Według pierwotnych założeń, miał być formą rekompensaty dla Kościołów i innych związków wyznaniowych za przejęte od nich przez państwo nieruchomości ziemskie. Z przejętych nieruchomości miała zostać utworzona masa majątkowa, z której dochód miał być dzielony między Kościoły, proporcjonalnie do wielkości zabranych nieruchomości.

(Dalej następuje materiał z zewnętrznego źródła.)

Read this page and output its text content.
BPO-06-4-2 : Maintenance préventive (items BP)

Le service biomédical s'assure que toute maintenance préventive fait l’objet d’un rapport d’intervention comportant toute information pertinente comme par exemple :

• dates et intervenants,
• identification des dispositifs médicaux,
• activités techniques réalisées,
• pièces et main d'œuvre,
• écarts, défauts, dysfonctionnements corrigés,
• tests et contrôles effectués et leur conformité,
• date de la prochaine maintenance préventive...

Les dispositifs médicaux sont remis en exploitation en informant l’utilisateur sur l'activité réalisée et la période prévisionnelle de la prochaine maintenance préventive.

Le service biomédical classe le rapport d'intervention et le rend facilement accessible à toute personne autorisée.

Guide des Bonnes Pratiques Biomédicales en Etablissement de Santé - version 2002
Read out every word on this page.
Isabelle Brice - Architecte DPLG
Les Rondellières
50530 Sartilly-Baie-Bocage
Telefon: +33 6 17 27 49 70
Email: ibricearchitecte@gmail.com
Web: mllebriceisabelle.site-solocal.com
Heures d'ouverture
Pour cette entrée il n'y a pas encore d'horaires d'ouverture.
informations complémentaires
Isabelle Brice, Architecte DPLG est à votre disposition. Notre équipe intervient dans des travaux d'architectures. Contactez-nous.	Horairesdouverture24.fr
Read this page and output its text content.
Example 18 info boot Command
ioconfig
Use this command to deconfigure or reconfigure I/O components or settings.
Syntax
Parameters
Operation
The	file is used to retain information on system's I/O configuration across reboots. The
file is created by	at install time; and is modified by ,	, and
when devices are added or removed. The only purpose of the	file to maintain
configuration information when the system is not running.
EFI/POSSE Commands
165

Ks. prof. Dariusz Walencik z Wydziału Prawa i Administracji Uniwersytetu Opolskiego powiedział PAP, że to założenie nigdy nie zostało zrealizowane.
>>>>>> CZYTAJ TAKŻE: Putin nie uwierzy. Niemiecka lewica chce gazu z Rosji
„Nigdy nie oszacowano liczby przejętych dóbr, ich wartości ani dochodu, które one przynosiły. Tak naprawdę od samego początku Fundusz Kościelny był po prostu dotacją zapisywaną co roku w ustawie budżetowej” – wyjaśnił.
Dodał, że obecnie z Funduszu Kościelnego korzystają wszystkie działające legalnie w Polsce związki wyznaniowe, także te, które nie działały na terytorium Polski w 1950 r. i nie utraciły wówczas żadnych nieruchomości. Razem jest 185 takich związków wyznaniowych.
W latach 2012-2013 trwały prace, które skończyły się przygotowaniem roboczego projektu dotyczącego zmian w funkcjonowaniu Funduszu Kościelnego oraz umowy między Konferencją Episkopatu Polski a rządem RP. Projekt został przedstawiony do konsultacji społecznych, po czym prace przerwano i do teraz ich nie wznowiono.
W projekcie budżetu państwa na 2024 r. Fundusz Kościelny ma wynieść 257 mln zł.